Or, comme nous l’avons dit, les mœurs sont stationnaires en Bretagne et les souvenirs vivaces. Au commencement du siècle qui vit compiler l’encyclopédie et dressa un piédestal à Voltaire, les rites féodaux n’étaient point oubliés en Bretagne, au « pays des pierres et des mers ». Les gentilshommes, qui ne perdaient jamais de vue les cheminées de leurs manoirs, n’avaient pu changer de peau au contact des idées nouvelles. Les vassaux étaient des vassaux dans toute la force du mot, c’est-à-dire des termes de la grande progression féodale.

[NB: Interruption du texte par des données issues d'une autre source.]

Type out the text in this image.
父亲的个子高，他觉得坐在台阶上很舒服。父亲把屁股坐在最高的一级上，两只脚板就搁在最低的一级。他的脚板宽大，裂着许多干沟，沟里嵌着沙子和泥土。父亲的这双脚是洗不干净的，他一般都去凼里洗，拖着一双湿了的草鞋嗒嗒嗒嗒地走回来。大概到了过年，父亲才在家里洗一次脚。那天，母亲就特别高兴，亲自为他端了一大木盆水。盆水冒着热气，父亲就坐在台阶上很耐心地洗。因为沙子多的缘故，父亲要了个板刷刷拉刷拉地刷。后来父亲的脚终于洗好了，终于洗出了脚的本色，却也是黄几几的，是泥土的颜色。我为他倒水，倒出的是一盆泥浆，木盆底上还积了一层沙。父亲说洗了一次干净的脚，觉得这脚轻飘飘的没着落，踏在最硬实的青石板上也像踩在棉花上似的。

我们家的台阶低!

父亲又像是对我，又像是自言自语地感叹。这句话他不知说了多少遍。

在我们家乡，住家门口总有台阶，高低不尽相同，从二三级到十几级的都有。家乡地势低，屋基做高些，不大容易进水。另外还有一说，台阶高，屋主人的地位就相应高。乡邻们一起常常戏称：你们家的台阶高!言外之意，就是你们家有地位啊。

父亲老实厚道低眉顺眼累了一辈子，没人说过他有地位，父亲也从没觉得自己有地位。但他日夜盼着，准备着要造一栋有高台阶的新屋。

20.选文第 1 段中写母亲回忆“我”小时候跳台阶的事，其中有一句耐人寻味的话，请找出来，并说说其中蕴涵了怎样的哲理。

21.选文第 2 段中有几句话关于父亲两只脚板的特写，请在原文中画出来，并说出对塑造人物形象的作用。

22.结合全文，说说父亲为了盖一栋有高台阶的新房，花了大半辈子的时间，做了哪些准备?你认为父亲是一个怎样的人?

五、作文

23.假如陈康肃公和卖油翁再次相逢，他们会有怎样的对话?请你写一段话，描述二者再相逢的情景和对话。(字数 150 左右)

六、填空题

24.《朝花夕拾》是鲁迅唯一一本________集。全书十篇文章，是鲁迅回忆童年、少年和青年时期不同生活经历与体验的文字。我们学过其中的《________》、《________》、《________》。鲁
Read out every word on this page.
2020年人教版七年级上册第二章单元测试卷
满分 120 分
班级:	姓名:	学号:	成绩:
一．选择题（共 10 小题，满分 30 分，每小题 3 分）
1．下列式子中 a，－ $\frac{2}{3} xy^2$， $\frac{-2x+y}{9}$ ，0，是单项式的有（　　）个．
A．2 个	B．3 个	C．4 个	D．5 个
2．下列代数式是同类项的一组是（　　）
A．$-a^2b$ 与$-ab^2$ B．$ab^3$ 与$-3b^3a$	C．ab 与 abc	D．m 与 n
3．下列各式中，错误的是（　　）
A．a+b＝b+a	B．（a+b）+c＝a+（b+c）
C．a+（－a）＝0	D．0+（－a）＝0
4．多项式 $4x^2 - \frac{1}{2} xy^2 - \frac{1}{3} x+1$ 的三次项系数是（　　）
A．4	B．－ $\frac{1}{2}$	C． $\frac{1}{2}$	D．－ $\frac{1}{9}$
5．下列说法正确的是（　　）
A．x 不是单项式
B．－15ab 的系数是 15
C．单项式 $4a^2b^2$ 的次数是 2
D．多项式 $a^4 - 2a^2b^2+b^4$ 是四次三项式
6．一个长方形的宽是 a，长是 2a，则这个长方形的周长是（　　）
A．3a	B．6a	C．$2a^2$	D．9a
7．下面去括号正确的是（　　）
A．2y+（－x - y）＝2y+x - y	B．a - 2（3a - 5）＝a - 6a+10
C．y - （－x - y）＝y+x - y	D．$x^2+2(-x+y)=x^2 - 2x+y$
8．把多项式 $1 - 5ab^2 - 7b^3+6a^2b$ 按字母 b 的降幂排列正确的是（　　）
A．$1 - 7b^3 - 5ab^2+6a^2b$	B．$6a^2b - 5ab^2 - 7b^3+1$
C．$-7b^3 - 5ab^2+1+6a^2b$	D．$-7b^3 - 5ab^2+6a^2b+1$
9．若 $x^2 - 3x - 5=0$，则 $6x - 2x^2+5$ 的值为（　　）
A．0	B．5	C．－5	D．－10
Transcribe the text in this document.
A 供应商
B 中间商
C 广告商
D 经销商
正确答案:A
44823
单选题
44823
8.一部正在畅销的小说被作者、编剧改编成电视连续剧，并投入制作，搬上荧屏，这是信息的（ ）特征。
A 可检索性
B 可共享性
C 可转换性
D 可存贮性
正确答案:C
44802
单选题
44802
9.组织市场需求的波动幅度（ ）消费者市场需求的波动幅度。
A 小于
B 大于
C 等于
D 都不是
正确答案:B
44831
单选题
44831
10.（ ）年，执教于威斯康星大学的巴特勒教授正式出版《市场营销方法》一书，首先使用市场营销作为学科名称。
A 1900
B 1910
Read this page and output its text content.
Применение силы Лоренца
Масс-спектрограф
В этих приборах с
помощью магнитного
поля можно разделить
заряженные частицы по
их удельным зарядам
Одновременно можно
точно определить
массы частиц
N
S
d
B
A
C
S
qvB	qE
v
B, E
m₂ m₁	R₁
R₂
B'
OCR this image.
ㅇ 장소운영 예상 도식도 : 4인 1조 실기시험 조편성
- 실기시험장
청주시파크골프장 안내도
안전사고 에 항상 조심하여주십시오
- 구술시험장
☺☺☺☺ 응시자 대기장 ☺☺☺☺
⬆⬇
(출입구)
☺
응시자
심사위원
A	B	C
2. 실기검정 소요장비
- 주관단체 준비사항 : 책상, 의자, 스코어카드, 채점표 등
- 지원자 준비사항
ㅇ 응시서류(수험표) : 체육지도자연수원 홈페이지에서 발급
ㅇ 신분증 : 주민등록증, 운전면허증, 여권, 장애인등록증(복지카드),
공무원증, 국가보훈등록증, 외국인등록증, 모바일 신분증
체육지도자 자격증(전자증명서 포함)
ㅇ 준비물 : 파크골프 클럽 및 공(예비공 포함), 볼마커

Les valets étaient des « petits vassaux » [1].

On ne doit point s’étonner si nous faisons une différence entre Jude et un serviteur à gages de notre époque. Nous restons dans la vérité. Jude tout disposé qu’il était à obéir passivement et sans discussion, gardait entière sa dignité d’homme. Son obéissance avait la même source, sinon la même portée, que le dévouement d’un haut baron à la personne du roi.

Lorsque M. de la Tremlays eut refermé le coffret à double tour, il jeta autour de lui un regard inquiet.

— Sommes-nous seuls, demanda-t-il à voix basse, bien seuls ?

  1. Valet, — vaslet (vasselet).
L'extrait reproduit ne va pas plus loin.